HE was a war veteran, husband, father, athlete, gentleman and popular member of the local community.
Bill King passed away in May at Strathearn nursing home at the age of 94.
Born in December 1921 at Birchip in country Victoria, Bill soon moved north to Wilga Plains, near Tullibigeal, with his parents and two siblings, Win and Frank.
Despite leaving school at 13 years of age, which was normal for children at the time, he had neat handwriting, never made a spelling mistake, and could handle any mathematical issues that confronted him.
In January 1942, Bill was called up to serve in the army.
After his training at Bathurst, he was transferred to Sydney to carry out coastal guard duty and was present when the Japanese submarines entered Sydney Harbour.
He was later transferred to Collie, south of Perth, for initial jungle training, before sailing from Brisbane with the 42nd Australian Infantry Battalion bound for Bougainville, Papau New Guinea, to replace other units.
Bill was involved with fighting the Japanese in the Torokina area, spending many hours in swamps within sight of the enemy.
Tasked with being a runner to deliver information between the Platoon and Company officers, he often had to make hasty moves to prevent detection by the Japanese.
Many of Bill’s mates were killed by Japanese snipers, who posed a constant threat.
It was when his Battalion was preparing to attack across the Mivo River that word was received to halt the advance, stay quiet, and remain undetected.
It had been rumoured the Japanese were about to sign an unconditional surrender, one which proved to be correct.
Bill was finally discharged from the service on June 26, 1946.
After the war, he returned to the farm and, while on holidays at Parkville near Scone, happened to meet a young lady called Muriel Turner.

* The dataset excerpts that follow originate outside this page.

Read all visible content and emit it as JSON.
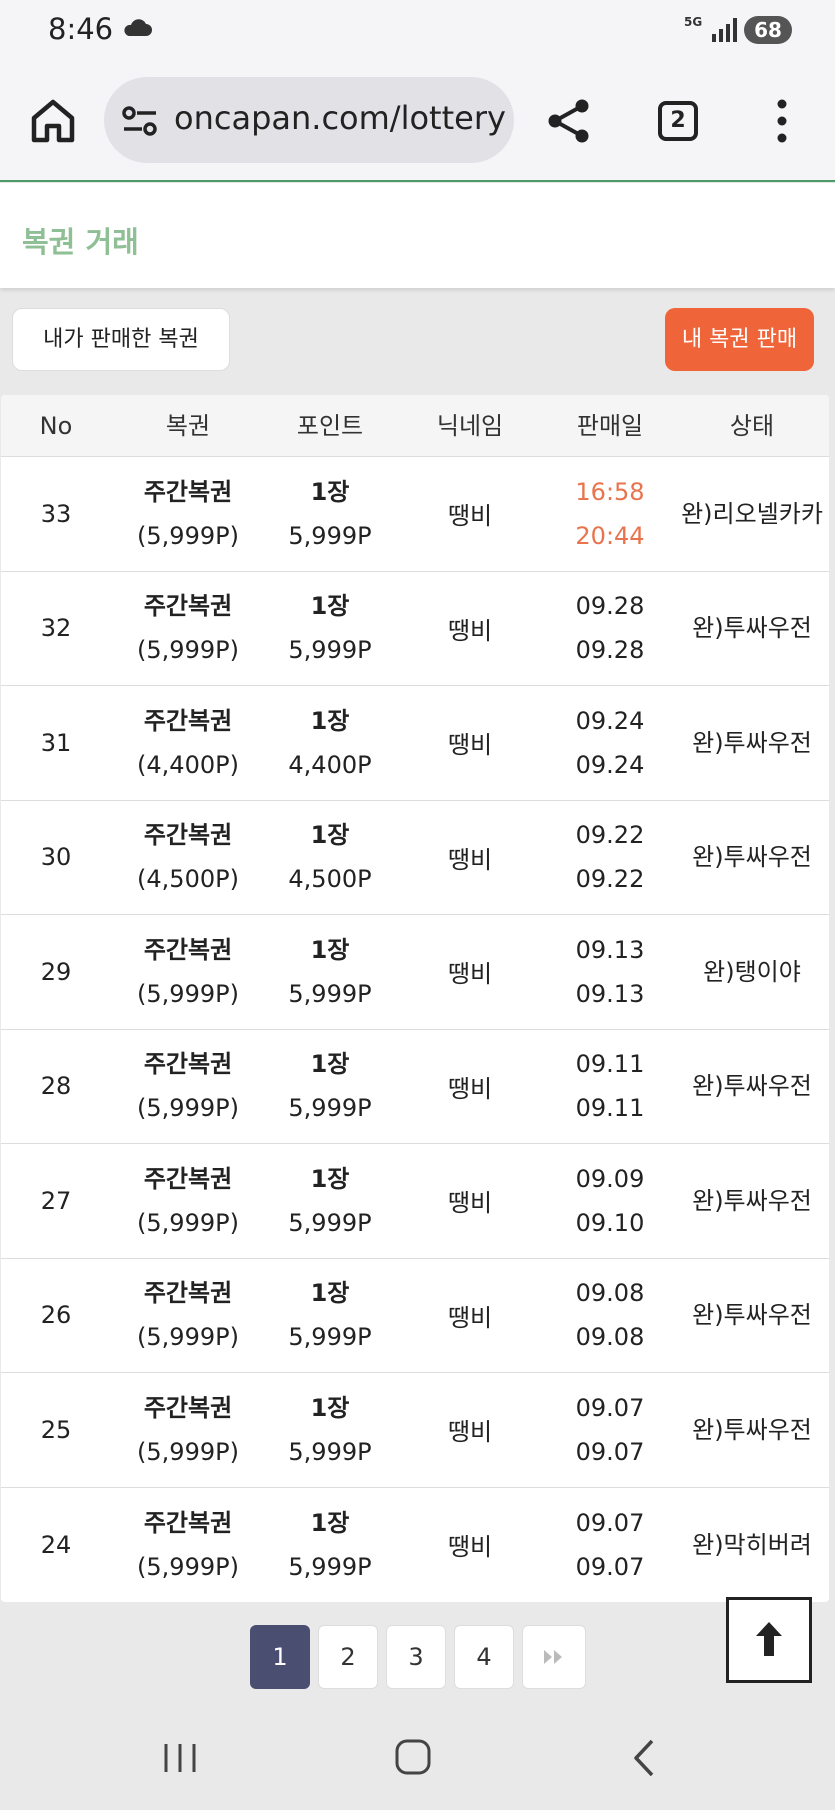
{
  "status_bar": {
    "time": "8:46",
    "network": "5G",
    "battery": "68"
  },
  "browser": {
    "url": "oncapan.com/lottery",
    "tab_count": "2"
  },
  "page": {
    "title": "복권 거래"
  },
  "actions": {
    "my_sold_label": "내가 판매한 복권",
    "sell_label": "내 복권 판매"
  },
  "table": {
    "headers": [
      "No",
      "복권",
      "포인트",
      "닉네임",
      "판매일",
      "상태"
    ],
    "rows": [
      {
        "no": "33",
        "lottery": "주간복권",
        "price": "(5,999P)",
        "qty": "1장",
        "points": "5,999P",
        "nickname": "땡비",
        "date1": "16:58",
        "date2": "20:44",
        "status": "완)리오넬카카",
        "highlight": true
      },
      {
        "no": "32",
        "lottery": "주간복권",
        "price": "(5,999P)",
        "qty": "1장",
        "points": "5,999P",
        "nickname": "땡비",
        "date1": "09.28",
        "date2": "09.28",
        "status": "완)투싸우전",
        "highlight": false
      },
      {
        "no": "31",
        "lottery": "주간복권",
        "price": "(4,400P)",
        "qty": "1장",
        "points": "4,400P",
        "nickname": "땡비",
        "date1": "09.24",
        "date2": "09.24",
        "status": "완)투싸우전",
        "highlight": false
      },
      {
        "no": "30",
        "lottery": "주간복권",
        "price": "(4,500P)",
        "qty": "1장",
        "points": "4,500P",
        "nickname": "땡비",
        "date1": "09.22",
        "date2": "09.22",
        "status": "완)투싸우전",
        "highlight": false
      },
      {
        "no": "29",
        "lottery": "주간복권",
        "price": "(5,999P)",
        "qty": "1장",
        "points": "5,999P",
        "nickname": "땡비",
        "date1": "09.13",
        "date2": "09.13",
        "status": "완)탱이야",
        "highlight": false
      },
      {
        "no": "28",
        "lottery": "주간복권",
        "price": "(5,999P)",
        "qty": "1장",
        "points": "5,999P",
        "nickname": "땡비",
        "date1": "09.11",
        "date2": "09.11",
        "status": "완)투싸우전",
        "highlight": false
      },
      {
        "no": "27",
        "lottery": "주간복권",
        "price": "(5,999P)",
        "qty": "1장",
        "points": "5,999P",
        "nickname": "땡비",
        "date1": "09.09",
        "date2": "09.10",
        "status": "완)투싸우전",
        "highlight": false
      },
      {
        "no": "26",
        "lottery": "주간복권",
        "price": "(5,999P)",
        "qty": "1장",
        "points": "5,999P",
        "nickname": "땡비",
        "date1": "09.08",
        "date2": "09.08",
        "status": "완)투싸우전",
        "highlight": false
      },
      {
        "no": "25",
        "lottery": "주간복권",
        "price": "(5,999P)",
        "qty": "1장",
        "points": "5,999P",
        "nickname": "땡비",
        "date1": "09.07",
        "date2": "09.07",
        "status": "완)투싸우전",
        "highlight": false
      },
      {
        "no": "24",
        "lottery": "주간복권",
        "price": "(5,999P)",
        "qty": "1장",
        "points": "5,999P",
        "nickname": "땡비",
        "date1": "09.07",
        "date2": "09.07",
        "status": "완)막히버려",
        "highlight": false
      }
    ]
  },
  "pagination": {
    "pages": [
      "1",
      "2",
      "3",
      "4"
    ],
    "current": "1",
    "last_icon": "double-chevron-right-icon"
  },
  "colors": {
    "accent": "#f0643a",
    "title_green": "#8fbf94",
    "pager_active": "#4a4e70",
    "date_highlight": "#e8734d"
  }
}
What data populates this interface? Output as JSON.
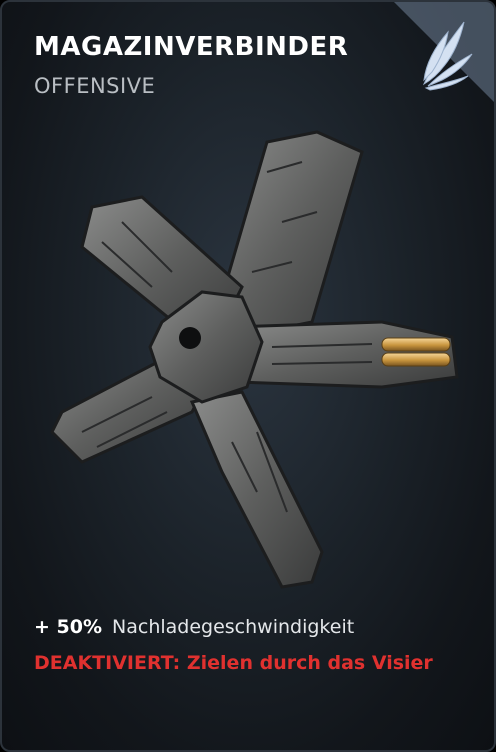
{
  "card": {
    "title": "MAGAZINVERBINDER",
    "category": "OFFENSIVE",
    "emblem_icon": "wing-icon",
    "item_image": "magazine-coupler-artwork"
  },
  "stats": {
    "bonus_value": "+ 50%",
    "bonus_label": "Nachladegeschwindigkeit",
    "disabled_text": "DEAKTIVIERT: Zielen durch das Visier"
  },
  "colors": {
    "background": "#151b21",
    "title": "#ffffff",
    "subtitle": "#b9bec3",
    "disabled": "#e0312f",
    "emblem": "#c9d9ef"
  }
}
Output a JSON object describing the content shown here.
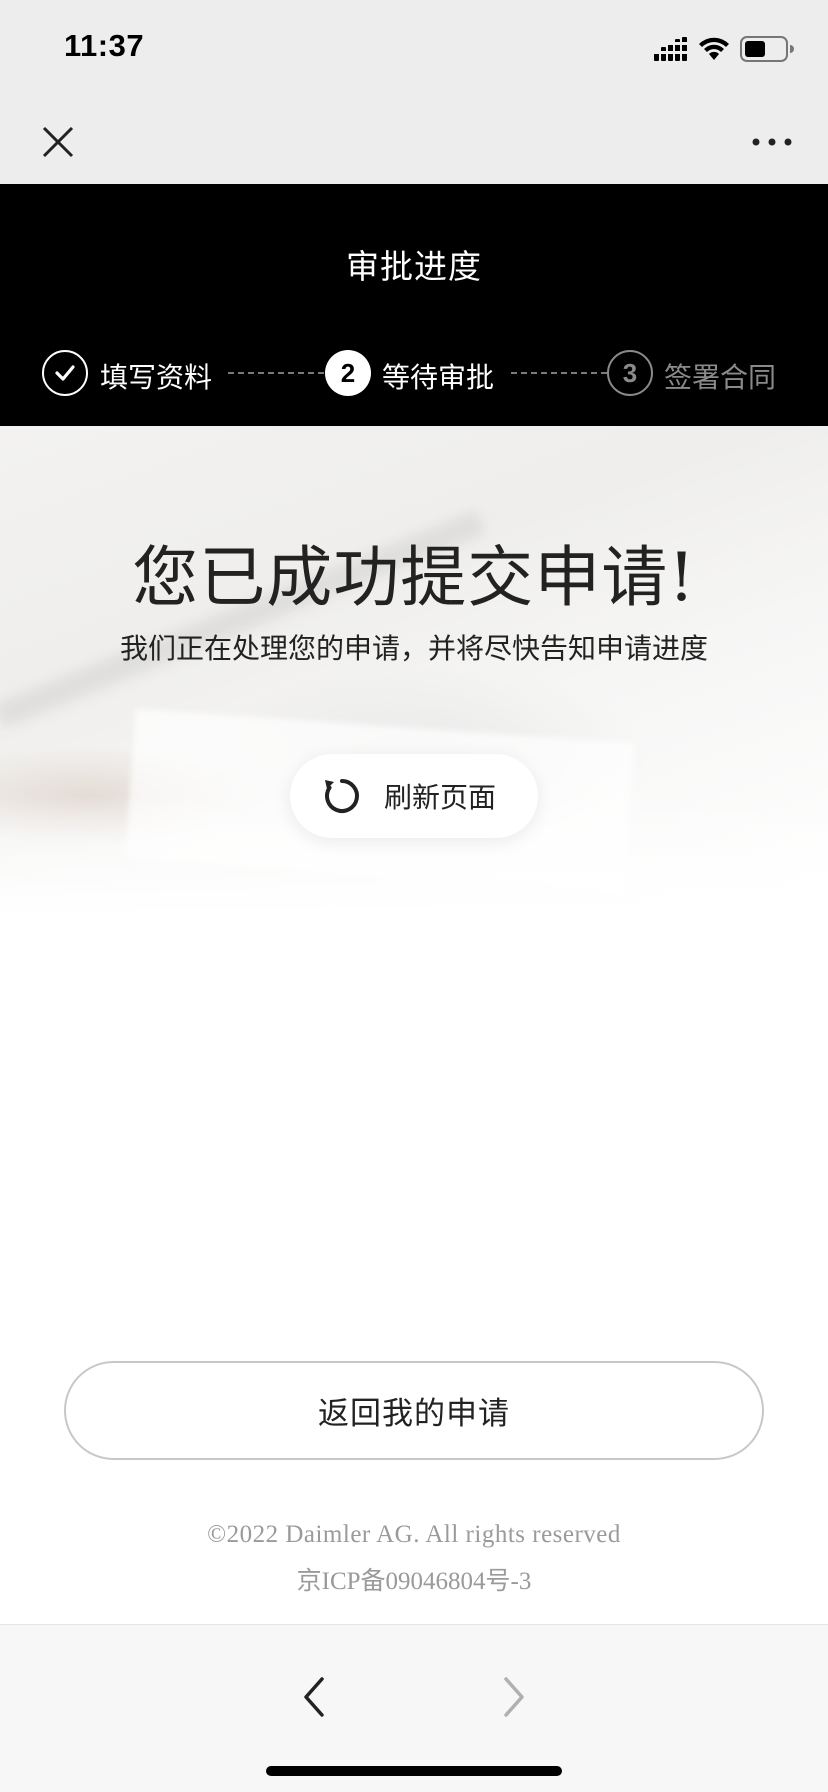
{
  "status_bar": {
    "time": "11:37"
  },
  "icons": {
    "close": "close-icon",
    "more": "more-icon",
    "step1": "check-icon",
    "refresh": "refresh-icon",
    "back": "chevron-left-icon",
    "forward": "chevron-right-icon"
  },
  "header": {
    "title": "审批进度"
  },
  "steps": [
    {
      "label": "填写资料",
      "status": "done"
    },
    {
      "number": "2",
      "label": "等待审批",
      "status": "active"
    },
    {
      "number": "3",
      "label": "签署合同",
      "status": "pending"
    }
  ],
  "hero": {
    "title": "您已成功提交申请!",
    "subtitle": "我们正在处理您的申请，并将尽快告知申请进度"
  },
  "refresh_button": {
    "label": "刷新页面"
  },
  "back_button": {
    "label": "返回我的申请"
  },
  "footer": {
    "copyright": "©2022 Daimler AG. All rights reserved",
    "icp": "京ICP备09046804号-3"
  },
  "colors": {
    "header_bg": "#000000",
    "chrome_bg": "#ededed",
    "active_text": "#ffffff",
    "pending_text": "#8a8a8a",
    "footer_text": "#9a9a9a"
  }
}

They married in 1949 and raised two children. Bill eventually sold the property at West Milby and the couple moved to Scone in 1980.
He joined Scone Bowling Club a year later and continued to play the sport up until his final few years.
He also played AFL, cricket and tennis in his younger days.
Bill became part of the Probus club in 1985, holding the positions of president, vice president and treasurer at various stages. In 1998, he was recognised as a life member of the club.
His other keen interests were wool classing and sheep judging.
He had a tremendous liking of his Merino breeding program, and was also secretary of the local Milby sports and Gymkhana committee for many years.
Bill’s family described him as a true gentleman, who never criticised anyone or uttered a swear word.